'Everything Is Gone, We Have Nothing'

Five weeks after Cyclone Nargis struck Myanmar, ABC talks to those affected.

ByABC News
June 9, 2008, 8:14 AM

YANGON, Myanmar, June 9, 2008 — -- The following dispatch was written for ABC News by a journalist who has been inside Myanmar. Out of concern for the reporter's safety, we are not revealing the author's name.

Downed trees line the streets, their massive roots shooting into the air and their trunks blocking traffic. Repair crews trim large branches that have fallen into the streets. Piles of refuse sit untouched in front of dilapidated commercial buildings. And the city's proud pagodas show damage from the storm, their golden spires bent toward the earth, snapped in half by powerful winds.
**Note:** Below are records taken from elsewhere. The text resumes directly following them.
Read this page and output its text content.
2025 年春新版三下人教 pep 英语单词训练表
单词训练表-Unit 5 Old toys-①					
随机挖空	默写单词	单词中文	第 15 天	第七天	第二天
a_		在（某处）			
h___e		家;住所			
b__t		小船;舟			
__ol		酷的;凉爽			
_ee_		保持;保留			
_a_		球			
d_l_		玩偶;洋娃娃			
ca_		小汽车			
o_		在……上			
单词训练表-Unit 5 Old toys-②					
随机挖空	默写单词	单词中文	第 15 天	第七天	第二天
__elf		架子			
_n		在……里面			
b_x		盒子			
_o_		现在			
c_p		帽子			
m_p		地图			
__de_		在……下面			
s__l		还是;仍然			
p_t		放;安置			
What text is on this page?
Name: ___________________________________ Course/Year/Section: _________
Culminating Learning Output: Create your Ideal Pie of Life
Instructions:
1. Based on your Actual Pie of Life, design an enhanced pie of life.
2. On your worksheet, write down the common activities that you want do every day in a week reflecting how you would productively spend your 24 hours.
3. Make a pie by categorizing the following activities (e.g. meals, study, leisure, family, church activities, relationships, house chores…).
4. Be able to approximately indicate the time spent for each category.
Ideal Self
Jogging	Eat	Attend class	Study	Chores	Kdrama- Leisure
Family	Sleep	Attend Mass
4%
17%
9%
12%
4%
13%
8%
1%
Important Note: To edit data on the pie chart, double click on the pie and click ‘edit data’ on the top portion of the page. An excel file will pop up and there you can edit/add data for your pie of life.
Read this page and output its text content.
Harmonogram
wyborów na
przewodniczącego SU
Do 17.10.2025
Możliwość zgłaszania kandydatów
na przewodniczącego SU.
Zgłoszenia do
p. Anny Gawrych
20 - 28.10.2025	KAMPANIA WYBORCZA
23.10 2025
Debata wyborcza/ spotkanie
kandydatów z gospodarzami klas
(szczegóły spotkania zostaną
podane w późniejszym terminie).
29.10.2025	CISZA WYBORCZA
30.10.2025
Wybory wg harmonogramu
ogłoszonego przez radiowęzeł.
Indeed, the deadly effects of cyclone Nargis, which tore through Myanmar more than a month ago, are clearly on display here in Yangon, the country's largest city. More than 134,000 people are estimated to have died in Myanmar, also known as Burma, and more than a million survivors remain, many of whom still lack proper food, water and shelter.

Foreign journalists are prohibited from entering this repressive country, which is ruled by a hardline military regime. But I'm posing as a tourist, reporting surreptitiously on the state of the country in the wake of the world's worst natural disaster since the 2004 Asian tsunami.

But unlike the tsunami, when the world saw the damage thanks to open media coverage -- and when governments throughout the region allowed relief groups to provide aid unfettered -- Myanmar's junta has allowed only limited access to the hardest-hit areas. Some say the government is blocking aid outright -- or simply confiscating it.

The isolated leadership, fearful and paranoid of outside influences, has been reluctant to allow access. That's why today, more than a month after the disaster, people here -- people who had little to begin with -- now have nothing at all.

I've made my way to the outskirts of Yangon, to a region in the northeast called Dagon Myothit. As my taxi driver and I bounce along the rutted road in his ancient sedan, I begin to see lines of wooden shacks that were pummeled by Nargis.

Some dwellings lack roofs altogether. Others have walls that have crumbled under the weight of the storm. Some houses are flooded and muddy water laps through the single-room dwellings.